If you encounter leakage between modules, ask "How can I reorganize this code so knowledge of this design decision only affects one module?"
It might make sense to merge two modules.
Or, it might make sense to extract a new module responsible only for that design decision. This will only be effective if you can design a simple interface that abstracts away the details. If the new module exposes most of the knowledge through its interface, then it won't provide much value: it replaces back-door leakage with leakage through an interface.
General purpose modules are deeper
Are you designing a general purpose or special purpose module?
General purpose means addressing a broad range of problems, not only the ones that are important today. Spend a bit more time up front to save time later. It's hard to predict the future needs of software, so general purpose might include facilities that are never needed. If something is too general purpose, it might not do a good job of solving the problem you have today.

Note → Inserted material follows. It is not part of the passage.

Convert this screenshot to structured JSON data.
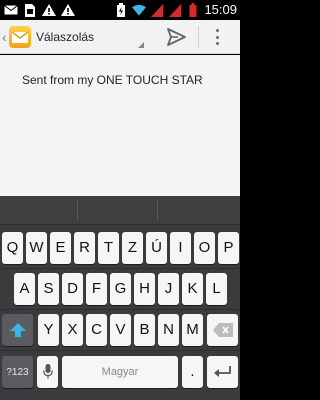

So, maybe it's better to focus on today's needs, building only what we know we need in a specialized way? If we discover additional uses later, we can refactor to make it general purpose. This feels incremental.
The sweet spot is when a module's functionality reflects current needs but its interface is general enough to support multiple uses.
Different layer, different abstraction
Software is composed in layers. Higher layers use facilities provided by lower layers. Each layer should provide a different abstraction from layers above and below.
Pull complexity downwards
Unavoidable complexity can be handled either by users of a module or by internals of the module.
Since most modules have more users than developers, it is more important for a module to have a simple interface than a simple implementation.
A temptations of a module developer is to "let the caller handle it":
- raise an exception
- define a configuration parameter to control a policy
These approaches amplify complexity. Many people must deal with a problem instead of one. If a class throws an exception, every caller must handle it. If a configuration parameter is exported, every user may need to learn to set it.
Better together or better apart?
The goal is to minimize overall system complexity.
To achieve this goal, we could divide the system into a large number of small components. The smaller the component, the simpler each component will be.
The act of dividing creates additional complexity that was not there:
- More components means more difficulty to distinguish between them and find the right one for each job.
- Additional code to manage.
- Separation: the code is farther apart than before. If the components are truly independent, this is good (the developer can focus on a single component at a time). If there are dependencies between them, this is bad (the developer needs to flip between them, or is unaware of them).
- Duplication.
Indications two pieces of code may be related:
- They share information. For example, they depend on syntax of a document.
- They overlap conceptually. For example: searching for a substring and case conversion are both string manipulation. Flow control and reliable delivery are both network communication.
- It is hard to understand one of the pieces without looking at another.